The paper also showed that, as expected, to maximise the number of on time deliveries, before deploying the forecasting system WLC norms should be fine-tuned to minimize the percentage of tardy jobs. Nonetheless, the forecasting system makes WIP minimisation an alternative option. In WLC literature, WIP minimisation is rarely considered, as it makes the jobs’ release phase very restrictive, leading to high waiting time in the PSP and to a higher probability of a job to go late. However, thanks to the forecasting system, this negative effect can be counterbalanced and, indeed, it is possible to obtain a percentage of tardy jobs lower than that of an analogous purely push operating system. Certainly, to further investigate this possibility, in addition to the percentage of tardy job, additional criteria should be considered, such as stockholding costs and penalty costs due to early and/or late deliveries.

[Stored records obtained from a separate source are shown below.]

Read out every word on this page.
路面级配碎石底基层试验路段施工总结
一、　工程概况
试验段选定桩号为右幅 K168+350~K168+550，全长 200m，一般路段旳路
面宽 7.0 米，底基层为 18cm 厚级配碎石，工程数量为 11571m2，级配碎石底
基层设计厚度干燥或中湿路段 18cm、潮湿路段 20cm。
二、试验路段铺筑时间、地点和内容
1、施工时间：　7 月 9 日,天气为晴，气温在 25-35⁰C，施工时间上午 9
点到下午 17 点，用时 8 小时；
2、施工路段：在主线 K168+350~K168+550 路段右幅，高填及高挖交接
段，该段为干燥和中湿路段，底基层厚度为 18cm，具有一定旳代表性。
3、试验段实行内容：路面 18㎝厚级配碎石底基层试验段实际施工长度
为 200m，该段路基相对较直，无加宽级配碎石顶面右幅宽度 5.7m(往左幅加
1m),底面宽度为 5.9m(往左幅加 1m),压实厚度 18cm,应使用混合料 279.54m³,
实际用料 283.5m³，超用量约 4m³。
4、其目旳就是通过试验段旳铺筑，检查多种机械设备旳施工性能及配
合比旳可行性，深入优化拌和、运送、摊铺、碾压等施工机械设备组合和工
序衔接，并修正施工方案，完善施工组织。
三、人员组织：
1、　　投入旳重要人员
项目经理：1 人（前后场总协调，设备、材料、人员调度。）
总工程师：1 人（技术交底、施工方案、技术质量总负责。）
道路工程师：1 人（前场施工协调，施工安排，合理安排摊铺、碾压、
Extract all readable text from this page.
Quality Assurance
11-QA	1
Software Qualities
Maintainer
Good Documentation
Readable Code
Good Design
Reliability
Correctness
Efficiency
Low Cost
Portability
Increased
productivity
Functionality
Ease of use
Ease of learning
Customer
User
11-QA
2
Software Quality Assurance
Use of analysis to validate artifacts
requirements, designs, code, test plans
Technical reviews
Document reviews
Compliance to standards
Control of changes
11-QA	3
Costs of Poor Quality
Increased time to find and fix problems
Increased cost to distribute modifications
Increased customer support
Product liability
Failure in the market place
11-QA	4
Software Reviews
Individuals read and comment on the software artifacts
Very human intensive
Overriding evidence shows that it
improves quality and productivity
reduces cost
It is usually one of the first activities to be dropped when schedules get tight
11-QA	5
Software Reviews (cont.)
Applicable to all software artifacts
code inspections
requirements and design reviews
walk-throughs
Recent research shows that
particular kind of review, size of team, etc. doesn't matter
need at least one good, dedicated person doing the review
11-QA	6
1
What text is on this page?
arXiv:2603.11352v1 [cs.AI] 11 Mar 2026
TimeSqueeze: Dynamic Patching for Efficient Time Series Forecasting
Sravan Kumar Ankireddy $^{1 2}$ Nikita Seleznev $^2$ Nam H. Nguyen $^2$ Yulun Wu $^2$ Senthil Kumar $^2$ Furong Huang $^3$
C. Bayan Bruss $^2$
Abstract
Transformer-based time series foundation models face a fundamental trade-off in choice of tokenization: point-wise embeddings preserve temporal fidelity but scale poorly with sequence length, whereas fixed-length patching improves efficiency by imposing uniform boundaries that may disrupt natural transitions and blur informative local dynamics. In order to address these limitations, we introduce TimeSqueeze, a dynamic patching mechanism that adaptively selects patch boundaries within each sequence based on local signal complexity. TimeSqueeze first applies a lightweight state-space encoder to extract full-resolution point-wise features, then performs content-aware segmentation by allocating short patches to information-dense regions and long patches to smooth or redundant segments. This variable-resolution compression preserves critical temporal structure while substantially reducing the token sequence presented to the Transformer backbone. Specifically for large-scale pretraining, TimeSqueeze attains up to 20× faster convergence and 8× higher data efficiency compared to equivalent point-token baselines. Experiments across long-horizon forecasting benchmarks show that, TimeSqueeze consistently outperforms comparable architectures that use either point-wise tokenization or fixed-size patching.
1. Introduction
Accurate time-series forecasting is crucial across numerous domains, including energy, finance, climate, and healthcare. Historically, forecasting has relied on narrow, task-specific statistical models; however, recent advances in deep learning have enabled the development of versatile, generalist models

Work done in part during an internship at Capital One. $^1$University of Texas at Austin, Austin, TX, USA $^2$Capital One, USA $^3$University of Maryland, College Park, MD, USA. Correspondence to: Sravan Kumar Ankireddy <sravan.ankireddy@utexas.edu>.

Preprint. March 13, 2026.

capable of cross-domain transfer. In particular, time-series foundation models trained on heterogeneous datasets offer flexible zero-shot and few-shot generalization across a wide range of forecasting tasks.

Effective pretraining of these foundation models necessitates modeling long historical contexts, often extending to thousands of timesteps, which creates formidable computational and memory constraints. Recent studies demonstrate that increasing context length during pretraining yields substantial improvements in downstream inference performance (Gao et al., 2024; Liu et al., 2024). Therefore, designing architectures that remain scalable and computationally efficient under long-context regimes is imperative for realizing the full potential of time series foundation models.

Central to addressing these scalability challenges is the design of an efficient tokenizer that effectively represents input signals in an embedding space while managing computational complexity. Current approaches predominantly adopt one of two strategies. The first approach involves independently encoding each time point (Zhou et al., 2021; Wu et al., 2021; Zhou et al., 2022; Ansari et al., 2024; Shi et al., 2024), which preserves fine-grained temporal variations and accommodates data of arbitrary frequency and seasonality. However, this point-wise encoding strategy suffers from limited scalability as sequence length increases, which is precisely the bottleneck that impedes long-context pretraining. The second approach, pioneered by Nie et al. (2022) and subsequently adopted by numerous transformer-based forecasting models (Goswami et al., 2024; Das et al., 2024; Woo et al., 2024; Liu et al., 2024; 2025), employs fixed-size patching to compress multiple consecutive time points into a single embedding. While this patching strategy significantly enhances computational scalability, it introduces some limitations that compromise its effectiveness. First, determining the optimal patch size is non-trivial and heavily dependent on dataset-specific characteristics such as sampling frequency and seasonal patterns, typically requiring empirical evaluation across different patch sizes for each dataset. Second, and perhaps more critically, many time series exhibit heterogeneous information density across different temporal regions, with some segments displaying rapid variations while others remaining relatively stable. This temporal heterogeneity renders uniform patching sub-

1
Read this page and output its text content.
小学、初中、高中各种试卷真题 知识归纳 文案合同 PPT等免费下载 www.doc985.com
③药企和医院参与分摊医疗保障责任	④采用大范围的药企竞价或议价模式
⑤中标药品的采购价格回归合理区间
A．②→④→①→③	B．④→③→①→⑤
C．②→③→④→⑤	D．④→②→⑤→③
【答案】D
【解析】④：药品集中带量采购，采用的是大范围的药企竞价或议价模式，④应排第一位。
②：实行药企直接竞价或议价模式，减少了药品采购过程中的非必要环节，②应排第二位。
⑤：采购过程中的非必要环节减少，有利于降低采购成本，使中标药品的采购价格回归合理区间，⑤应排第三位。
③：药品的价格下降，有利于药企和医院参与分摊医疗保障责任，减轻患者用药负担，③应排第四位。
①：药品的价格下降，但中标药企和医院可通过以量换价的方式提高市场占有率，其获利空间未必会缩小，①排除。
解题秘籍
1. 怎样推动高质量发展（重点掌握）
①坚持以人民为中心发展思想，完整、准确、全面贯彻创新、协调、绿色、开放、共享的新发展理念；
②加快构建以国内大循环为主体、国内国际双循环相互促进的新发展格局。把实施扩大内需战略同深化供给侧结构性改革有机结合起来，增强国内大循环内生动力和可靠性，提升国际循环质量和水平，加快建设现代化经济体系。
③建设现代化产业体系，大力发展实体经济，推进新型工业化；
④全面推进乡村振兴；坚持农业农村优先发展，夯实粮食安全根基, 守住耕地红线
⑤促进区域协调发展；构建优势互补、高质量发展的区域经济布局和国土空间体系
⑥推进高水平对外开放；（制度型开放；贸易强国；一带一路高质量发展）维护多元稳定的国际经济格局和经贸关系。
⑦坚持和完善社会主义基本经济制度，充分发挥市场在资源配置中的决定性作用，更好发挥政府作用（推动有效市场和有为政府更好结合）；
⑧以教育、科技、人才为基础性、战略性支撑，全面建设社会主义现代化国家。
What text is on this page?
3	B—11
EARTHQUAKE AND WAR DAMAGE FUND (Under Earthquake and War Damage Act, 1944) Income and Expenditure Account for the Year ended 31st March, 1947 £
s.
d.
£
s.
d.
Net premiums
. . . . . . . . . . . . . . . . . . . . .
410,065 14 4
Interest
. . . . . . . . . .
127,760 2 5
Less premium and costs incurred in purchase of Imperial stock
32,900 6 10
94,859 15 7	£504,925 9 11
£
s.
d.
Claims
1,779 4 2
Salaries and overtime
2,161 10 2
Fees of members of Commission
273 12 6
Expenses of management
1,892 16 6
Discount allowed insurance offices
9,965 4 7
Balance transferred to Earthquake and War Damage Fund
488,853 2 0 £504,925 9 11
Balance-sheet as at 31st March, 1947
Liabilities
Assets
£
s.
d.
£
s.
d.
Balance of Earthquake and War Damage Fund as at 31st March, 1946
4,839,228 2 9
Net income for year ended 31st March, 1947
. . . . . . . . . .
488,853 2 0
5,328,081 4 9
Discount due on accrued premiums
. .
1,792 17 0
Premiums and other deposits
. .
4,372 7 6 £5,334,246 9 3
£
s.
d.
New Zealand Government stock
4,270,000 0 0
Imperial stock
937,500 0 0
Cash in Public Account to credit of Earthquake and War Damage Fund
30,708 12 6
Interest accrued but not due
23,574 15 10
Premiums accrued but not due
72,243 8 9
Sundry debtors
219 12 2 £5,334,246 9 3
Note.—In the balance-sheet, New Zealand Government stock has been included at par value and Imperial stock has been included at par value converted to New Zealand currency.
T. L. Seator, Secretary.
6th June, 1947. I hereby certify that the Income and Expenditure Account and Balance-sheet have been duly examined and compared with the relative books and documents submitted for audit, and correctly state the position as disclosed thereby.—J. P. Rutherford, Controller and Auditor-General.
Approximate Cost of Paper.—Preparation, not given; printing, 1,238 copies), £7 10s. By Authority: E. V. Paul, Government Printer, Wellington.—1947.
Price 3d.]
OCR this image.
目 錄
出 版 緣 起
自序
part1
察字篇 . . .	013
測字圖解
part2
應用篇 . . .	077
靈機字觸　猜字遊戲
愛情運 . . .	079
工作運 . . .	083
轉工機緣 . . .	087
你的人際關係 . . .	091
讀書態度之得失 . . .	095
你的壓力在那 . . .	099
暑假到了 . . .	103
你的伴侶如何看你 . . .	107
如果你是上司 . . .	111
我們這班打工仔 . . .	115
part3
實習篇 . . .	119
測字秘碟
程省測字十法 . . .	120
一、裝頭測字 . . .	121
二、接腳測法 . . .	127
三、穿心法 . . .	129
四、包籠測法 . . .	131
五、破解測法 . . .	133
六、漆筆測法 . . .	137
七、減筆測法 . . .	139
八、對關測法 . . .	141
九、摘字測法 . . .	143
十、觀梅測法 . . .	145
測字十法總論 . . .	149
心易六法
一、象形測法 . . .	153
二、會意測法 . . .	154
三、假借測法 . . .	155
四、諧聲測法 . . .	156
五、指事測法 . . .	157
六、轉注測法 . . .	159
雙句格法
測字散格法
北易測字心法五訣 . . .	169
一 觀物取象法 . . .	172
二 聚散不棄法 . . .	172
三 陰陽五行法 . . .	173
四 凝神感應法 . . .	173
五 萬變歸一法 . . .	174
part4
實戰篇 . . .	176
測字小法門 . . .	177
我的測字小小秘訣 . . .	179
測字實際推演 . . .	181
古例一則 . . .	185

This could be an interesting topic for future works.

Other improvements could regard a refinement of the forecasting models. As a first attempt, alternative ways to improve the performance of the regression should be investigated. In this regard, an interesting possibility could be that to use a regression model based on linear basis functions that have the property to be linear function of the parameter and yet can be nonlinear with respect to the input variables. Also, another interesting opportunity could be that of trying some regularization methods for the regression models, such as lasso (least absolute shrinkage and selection operator). Indeed, a method that executes both variable selection and regularization could enhance the prediction accuracy of the model, without the need of expert intuition or time-consuming activities of feature selection.

Moreover, to reduce the forecast error of both the regression and the neural network, it could be useful to add additional explanatory variables, in order to estimate the waiting time in the PSP and the waiting time on the shop floor, separately. It could be even possible to estimate the waiting time for each machine queue, as this would assure a more detailed control of the system, offering additional levers of action to the production manager. Lastly, the estimate of the gross and/or of the shop floor throughput time could be used not only to trigger the bargaining system, but also to define new and more effective dispatching rules, so as to give greater priority to the jobs for which the due date extension is deemed insufficient.